異世界A
□水底の記憶
3ページ/3ページ
記憶が突然蘇り、浦原の言っていたことがあまりにも思い当たりすぎて、全身がガクガク震え始めた。
「おい、砕蜂っ! 大丈夫か? 真っ青じゃねえか。」
「砕蜂さん、少し休もう。温泉で暖まったほうがいいよ。」
「あ、ああ…。そう、する…。」
左右から檜佐木と虎徹が支えてくれて、足の付くところまで連れていってくれた。
「やっぱり檜佐木くんがいてくれてよかった。私1人じゃ、砕蜂さんに泳いでもらわなくちゃいけなかったもん。」
しかし、プールサイドに上がっても震えは止まらず、私はその場にへたり込んでしまった。私は両肩を抱くようにして震えていた。その様子に只ならぬものを感じたのか、虎徹がバスタオルをかけてくれ、次に檜佐木に向かってとんでもないことを言った。
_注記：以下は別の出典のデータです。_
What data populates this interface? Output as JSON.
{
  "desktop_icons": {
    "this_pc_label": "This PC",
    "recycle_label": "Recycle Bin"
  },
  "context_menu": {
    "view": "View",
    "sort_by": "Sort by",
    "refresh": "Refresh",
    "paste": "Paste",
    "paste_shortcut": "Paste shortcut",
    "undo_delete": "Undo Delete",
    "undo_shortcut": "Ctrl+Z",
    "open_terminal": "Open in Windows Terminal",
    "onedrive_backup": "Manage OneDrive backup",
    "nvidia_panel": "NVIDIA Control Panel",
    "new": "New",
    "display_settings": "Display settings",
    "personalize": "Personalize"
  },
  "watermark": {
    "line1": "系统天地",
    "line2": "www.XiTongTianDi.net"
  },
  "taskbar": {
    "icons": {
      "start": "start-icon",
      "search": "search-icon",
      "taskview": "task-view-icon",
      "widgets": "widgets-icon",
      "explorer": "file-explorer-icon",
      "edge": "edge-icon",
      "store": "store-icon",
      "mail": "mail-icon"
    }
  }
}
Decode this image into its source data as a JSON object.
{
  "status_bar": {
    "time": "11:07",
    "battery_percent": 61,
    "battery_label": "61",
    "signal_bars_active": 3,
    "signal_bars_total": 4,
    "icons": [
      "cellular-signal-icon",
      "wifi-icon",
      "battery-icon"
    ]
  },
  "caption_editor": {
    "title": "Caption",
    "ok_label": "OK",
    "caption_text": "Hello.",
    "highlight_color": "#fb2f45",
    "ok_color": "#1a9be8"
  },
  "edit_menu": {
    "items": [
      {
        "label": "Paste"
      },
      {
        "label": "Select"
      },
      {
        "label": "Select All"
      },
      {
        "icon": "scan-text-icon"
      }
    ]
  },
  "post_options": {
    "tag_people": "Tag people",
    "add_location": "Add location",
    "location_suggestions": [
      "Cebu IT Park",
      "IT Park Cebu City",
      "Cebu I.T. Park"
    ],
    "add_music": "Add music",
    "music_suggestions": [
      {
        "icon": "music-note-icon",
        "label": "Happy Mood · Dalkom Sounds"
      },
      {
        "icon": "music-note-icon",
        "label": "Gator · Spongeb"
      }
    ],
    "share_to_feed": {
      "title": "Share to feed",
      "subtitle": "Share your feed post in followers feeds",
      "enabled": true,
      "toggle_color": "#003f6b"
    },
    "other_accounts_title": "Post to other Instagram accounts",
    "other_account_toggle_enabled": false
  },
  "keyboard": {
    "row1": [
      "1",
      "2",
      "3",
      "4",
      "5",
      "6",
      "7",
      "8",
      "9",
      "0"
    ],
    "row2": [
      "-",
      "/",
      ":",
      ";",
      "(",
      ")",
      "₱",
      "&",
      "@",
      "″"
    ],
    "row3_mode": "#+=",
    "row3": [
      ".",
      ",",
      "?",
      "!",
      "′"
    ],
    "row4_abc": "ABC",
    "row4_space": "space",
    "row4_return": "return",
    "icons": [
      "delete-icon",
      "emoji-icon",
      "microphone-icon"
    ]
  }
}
「檜佐木くん、砕蜂さんをとりあえず暖かいところまで運んで! この際、採暖室でもジャグジーでも、一番近いところ。」
「「え゛。」」
2人同時に声が出た。しかし、檜佐木がしゃがんで背を向けて、
「ほら。背負ってやるから。」
と言うので、仕方なく言われた通りにした。……何の罰ゲームだ。